Voilà pourquoi un immeuble de quatre logements et un immeuble de cinq logements se situent de part et d'autre d'une ligne qui n'a rien à voir avec la brique. Voilà aussi pourquoi un terrain à développer compte comme commercial même s'il ne produit rien aujourd'hui. L'acheteur paie pour un revenu qui n'existe pas encore.

Quels sont les principaux types d'immobilier commercial?

Les biens commerciaux sont regroupés en catégories d'actifs selon le type de locataire qu'ils servent, parce que le type de locataire détermine la durée du bail, le risque d'inoccupation et le coût de relouer l'espace. Un prêteur et un évaluateur demanderont tous deux à quelle catégorie appartient l'immeuble avant de demander quoi que ce soit d'autre.

Catégorie d'actifsCe qu'elle regroupeDurée de bail typique
BureauxLocataires professionnels, de la tour à locataire unique au parc de banlieue5 à 10 ans
Commerce de détailLocaux sur rue, centres linéaires, centres commerciaux fermés, magasins isolés5 à 10 ans, souvent avec loyer à pourcentage
IndustrielEntrepôts, distribution, fabrication légère, entreposage frigorifique3 à 10 ans
MultirésidentielImmeubles résidentiels locatifs de cinq logements ou plus1 an, renouvelé
HôtellerieHôtels et motels, où le « bail » est une nuitéeÀ la nuit
Usage spécialiséEntreposage libre-service, centres de données, cliniques, résidences pour aînésTrès variable
TerrainParcelles détenues pour développement ou laissées vacantesAucun bail

Le multirésidentiel est celui qui surprend. Un immeuble de 60 logements héberge des familles exactement comme le fait une maison, et il demeure un bien commercial, parce que le propriétaire le détient pour le loyer et que tout prêteur l'évalue selon son registre des loyers.

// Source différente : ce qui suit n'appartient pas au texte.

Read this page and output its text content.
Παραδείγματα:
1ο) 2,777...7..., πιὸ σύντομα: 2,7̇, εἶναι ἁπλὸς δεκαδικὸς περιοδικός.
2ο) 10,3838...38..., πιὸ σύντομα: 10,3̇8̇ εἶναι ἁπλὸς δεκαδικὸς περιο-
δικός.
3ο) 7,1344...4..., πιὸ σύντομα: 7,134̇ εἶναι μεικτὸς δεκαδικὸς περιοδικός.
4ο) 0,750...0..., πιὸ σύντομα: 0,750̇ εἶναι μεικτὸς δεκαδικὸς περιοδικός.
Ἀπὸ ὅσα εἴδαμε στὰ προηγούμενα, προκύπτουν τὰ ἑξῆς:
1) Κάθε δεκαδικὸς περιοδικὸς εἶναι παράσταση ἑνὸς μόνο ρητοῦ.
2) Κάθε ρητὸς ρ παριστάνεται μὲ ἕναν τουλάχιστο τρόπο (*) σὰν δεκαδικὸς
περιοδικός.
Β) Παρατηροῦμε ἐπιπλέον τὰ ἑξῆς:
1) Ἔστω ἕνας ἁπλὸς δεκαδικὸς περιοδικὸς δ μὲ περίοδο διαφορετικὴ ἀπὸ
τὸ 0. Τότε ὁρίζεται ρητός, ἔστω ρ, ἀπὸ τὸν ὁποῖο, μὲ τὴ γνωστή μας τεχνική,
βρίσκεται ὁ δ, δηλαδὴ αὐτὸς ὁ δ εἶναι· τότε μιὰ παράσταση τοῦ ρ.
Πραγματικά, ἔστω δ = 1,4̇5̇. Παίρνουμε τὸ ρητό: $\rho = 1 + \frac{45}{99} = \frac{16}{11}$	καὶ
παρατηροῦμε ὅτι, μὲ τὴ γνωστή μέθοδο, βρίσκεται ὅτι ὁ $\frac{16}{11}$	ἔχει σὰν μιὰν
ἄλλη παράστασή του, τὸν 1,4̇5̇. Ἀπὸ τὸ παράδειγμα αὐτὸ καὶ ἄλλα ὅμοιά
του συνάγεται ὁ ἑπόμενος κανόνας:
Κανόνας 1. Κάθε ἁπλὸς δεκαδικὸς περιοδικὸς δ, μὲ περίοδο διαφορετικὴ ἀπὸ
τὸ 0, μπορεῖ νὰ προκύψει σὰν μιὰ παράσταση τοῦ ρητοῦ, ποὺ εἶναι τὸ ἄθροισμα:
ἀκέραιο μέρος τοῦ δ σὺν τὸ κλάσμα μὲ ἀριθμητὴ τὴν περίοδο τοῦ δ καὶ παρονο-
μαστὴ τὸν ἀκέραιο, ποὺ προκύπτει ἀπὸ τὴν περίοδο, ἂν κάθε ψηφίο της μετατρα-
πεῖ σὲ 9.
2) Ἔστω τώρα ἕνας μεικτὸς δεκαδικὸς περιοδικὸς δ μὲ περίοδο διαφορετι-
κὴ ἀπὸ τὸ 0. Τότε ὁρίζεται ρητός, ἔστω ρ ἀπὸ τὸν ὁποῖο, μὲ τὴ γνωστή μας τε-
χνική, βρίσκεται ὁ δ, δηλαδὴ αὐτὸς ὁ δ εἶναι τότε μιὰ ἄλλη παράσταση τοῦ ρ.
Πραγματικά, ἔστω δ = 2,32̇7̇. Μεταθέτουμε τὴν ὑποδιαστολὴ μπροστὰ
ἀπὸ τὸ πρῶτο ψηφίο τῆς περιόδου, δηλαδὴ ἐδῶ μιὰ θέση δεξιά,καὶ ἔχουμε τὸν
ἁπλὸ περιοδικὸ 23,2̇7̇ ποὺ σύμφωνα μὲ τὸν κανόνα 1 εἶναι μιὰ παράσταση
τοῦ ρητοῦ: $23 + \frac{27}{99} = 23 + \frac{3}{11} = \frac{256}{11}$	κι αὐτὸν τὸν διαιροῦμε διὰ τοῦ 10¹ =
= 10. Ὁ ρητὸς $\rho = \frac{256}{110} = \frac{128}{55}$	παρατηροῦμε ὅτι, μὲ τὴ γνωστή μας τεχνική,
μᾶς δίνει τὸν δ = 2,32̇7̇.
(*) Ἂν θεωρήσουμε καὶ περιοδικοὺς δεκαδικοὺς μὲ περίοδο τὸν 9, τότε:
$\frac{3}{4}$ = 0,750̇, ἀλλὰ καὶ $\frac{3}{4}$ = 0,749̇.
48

Que signifient les catégories A, B et C?

À l'intérieur d'une catégorie d'actifs, les immeubles sont classés par qualité. Les immeubles de catégorie A sont les plus récents et les mieux situés, avec des systèmes mécaniques à jour et les loyers les plus élevés de leur marché. Les immeubles de catégorie B sont plus anciens ou moins bien situés, obtiennent des loyers moyens, et représentent l'essentiel de ce qui se transige réellement. Les immeubles de catégorie C offrent un espace fonctionnel à des loyers sous le marché, ont souvent 30 ans ou plus et attendent des travaux majeurs.

Ces catégories sont des conventions plutôt que des définitions. Aucun organisme ne les certifie, et un immeuble de catégorie A dans une petite ville serait souvent un immeuble de catégorie B au centre-ville d'une grande.

Comment mesure-t-on et affiche-t-on l'espace commercial?

Le loyer commercial est affiché au pied carré par année dans la majeure partie du Canada et des États-Unis. Un local de 3 000 pieds carrés à 22 $ le pied carré coûte donc 66 000 $ par année, soit 5 500 $ par mois. Certains marchés canadiens et la plupart des annonces d'appartements américaines affichent plutôt un montant mensuel, ce qu'il vaut mieux confirmer avant de comparer deux locaux.

La superficie elle-même a deux définitions. La superficie utile est l'espace que le locataire occupe seul. La superficie locative y ajoute la part du locataire dans les halls, les corridors et les salles d'eau. Le rapport entre les deux est le facteur de majoration, couramment de 10 % à 20 % dans les immeubles de bureaux, et le loyer est facturé sur la superficie locative. Deux locaux annoncés au même taux et à la même superficie locative peuvent donc offrir des espaces réels sensiblement différents.

Comment les baux commerciaux répartissent-ils les charges d'exploitation?

Chaque bail commercial répond à une question: qui paie les taxes foncières, les assurances et l'entretien. Trois structures couvrent l'essentiel du marché.

  • Bail brut. Le locataire paie un seul montant de loyer et le locateur absorbe les charges d'exploitation à même ce montant. Courant dans les tours de bureaux et pour les petits locaux dont le locataire veut un montant mensuel prévisible.
  • Bail net. Le locataire paie un loyer de base plus une part des charges d'exploitation. Le bail net simple ajoute les taxes foncières, le bail net double ajoute les assurances, et le bail net triple ajoute l'entretien. Le net triple est la structure habituelle pour le commerce de détail et l'industriel.
  • Bail à pourcentage. Le locataire paie un loyer de base plus un pourcentage des ventes au-delà d'un seuil convenu. Standard dans les centres commerciaux fermés, où le marketing et l'achalandage du locateur font partie de ce que le locataire achète.

La structure change le sens d'un même loyer affiché. Un loyer brut de 20 $ le pied carré et un loyer net triple de 20 $ le pied carré sont deux ententes différentes, parce que la seconde ajoute les charges par-dessus. Comparer deux locaux exige donc de les ramener d'abord à la même base.

Où se situe la ligne entre le résidentiel et le commercial?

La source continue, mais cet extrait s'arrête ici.